Unfortunately, unless Republicans capture the Senate, Americans concerned with judicial overreach will have to hold their breaths for at least two more years. Pray for the health of the court’s four conservative members. Pray for the continuing, but only occasional, outbursts of Constitutional fealty from the aforementioned Anthony “Swing Vote” Kennedy.

Lastly, but importantly, Americans should remember that, absent a historically unprecedented turn of events, progressivism can only be contained, not defeated, in this election. As long as the Radical-in-Chief occupies the White House, we will see two things: the continued blunting of anything other than a progressive agenda via the veto, and the attempt to bypass Congress completely through unelected Czars and Congressionally-unaccountable agencies like the EPA.
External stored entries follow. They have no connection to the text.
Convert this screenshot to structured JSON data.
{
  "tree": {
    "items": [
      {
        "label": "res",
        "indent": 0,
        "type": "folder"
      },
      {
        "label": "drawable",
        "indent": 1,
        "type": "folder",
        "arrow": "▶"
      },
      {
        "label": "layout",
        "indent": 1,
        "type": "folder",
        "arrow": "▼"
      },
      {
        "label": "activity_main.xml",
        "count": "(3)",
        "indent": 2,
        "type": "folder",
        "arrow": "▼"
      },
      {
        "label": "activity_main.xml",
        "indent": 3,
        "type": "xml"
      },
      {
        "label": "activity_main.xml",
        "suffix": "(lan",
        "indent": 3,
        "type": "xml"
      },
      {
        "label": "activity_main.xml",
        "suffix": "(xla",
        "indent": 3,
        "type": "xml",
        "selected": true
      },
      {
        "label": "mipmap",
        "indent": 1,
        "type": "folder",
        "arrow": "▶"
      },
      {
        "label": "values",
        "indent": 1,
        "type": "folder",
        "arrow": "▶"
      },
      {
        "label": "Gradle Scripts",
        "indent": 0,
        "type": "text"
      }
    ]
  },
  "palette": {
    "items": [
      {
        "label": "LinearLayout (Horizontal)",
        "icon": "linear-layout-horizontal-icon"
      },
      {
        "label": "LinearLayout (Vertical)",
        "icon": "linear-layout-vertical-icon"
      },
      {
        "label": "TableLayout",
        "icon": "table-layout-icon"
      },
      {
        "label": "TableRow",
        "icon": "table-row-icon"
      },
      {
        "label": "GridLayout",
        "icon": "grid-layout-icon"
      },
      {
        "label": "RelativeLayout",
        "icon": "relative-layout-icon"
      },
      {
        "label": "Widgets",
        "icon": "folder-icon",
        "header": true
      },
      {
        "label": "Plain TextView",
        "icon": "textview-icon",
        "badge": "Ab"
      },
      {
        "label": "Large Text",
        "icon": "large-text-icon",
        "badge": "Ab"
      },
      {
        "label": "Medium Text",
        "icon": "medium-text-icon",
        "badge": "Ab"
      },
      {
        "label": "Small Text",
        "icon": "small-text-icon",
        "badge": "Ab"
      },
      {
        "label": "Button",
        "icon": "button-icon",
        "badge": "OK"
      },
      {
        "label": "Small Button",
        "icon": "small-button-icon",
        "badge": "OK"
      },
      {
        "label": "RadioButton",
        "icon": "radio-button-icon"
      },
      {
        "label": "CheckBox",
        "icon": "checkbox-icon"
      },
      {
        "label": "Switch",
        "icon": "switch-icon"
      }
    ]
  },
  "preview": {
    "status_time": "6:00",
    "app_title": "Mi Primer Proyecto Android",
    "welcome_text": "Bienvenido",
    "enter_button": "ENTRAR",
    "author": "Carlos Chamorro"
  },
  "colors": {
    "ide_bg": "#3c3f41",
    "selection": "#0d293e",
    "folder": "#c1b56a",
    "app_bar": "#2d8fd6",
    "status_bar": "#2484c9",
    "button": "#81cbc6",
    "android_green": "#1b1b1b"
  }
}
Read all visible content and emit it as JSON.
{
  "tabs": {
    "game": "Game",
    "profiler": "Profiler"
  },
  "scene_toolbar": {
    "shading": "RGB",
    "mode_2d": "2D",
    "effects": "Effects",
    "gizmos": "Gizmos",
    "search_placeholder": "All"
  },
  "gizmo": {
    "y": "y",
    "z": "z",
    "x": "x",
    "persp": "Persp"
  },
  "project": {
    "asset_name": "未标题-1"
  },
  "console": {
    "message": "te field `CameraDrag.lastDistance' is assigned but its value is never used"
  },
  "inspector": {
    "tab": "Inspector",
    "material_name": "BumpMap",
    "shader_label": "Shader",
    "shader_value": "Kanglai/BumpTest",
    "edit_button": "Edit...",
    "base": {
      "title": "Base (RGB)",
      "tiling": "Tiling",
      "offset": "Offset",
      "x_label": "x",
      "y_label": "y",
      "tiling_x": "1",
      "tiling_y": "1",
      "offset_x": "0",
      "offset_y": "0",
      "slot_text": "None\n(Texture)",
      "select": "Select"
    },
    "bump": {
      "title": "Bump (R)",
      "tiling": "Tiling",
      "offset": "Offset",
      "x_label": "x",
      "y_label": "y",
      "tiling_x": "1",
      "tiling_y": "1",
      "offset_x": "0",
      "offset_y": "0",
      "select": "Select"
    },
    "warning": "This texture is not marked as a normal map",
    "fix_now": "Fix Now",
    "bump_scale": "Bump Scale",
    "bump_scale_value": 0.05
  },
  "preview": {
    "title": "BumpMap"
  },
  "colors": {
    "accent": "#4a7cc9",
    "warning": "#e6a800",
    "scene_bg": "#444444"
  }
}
The former will produce gridlock, which is tolerable. The latter may produce a Constitutional crisis regarding the limits of executive power because to date, Obama has shown no indication whatsoever of Bill Clinton’s ability to “triangulate” towards the center. What Clinton demonstrated was a survival instinct that transcended ideological rigidity. Obama, already on the record as saying he would rather be a “really good one-term president than a mediocre two-term president,” is far more problematic. The man who claims he inherited the “worst financial mess in the history of the nation” made the passage of the health care bill his primary agenda. That position alone demonstrates a scary disconnect from the concerns of ordinary Americans. I suspect a large-scale repudiation on November 2nd will do nothing to chasten perhaps the most narcissistic individual ever elected to the Oval Office.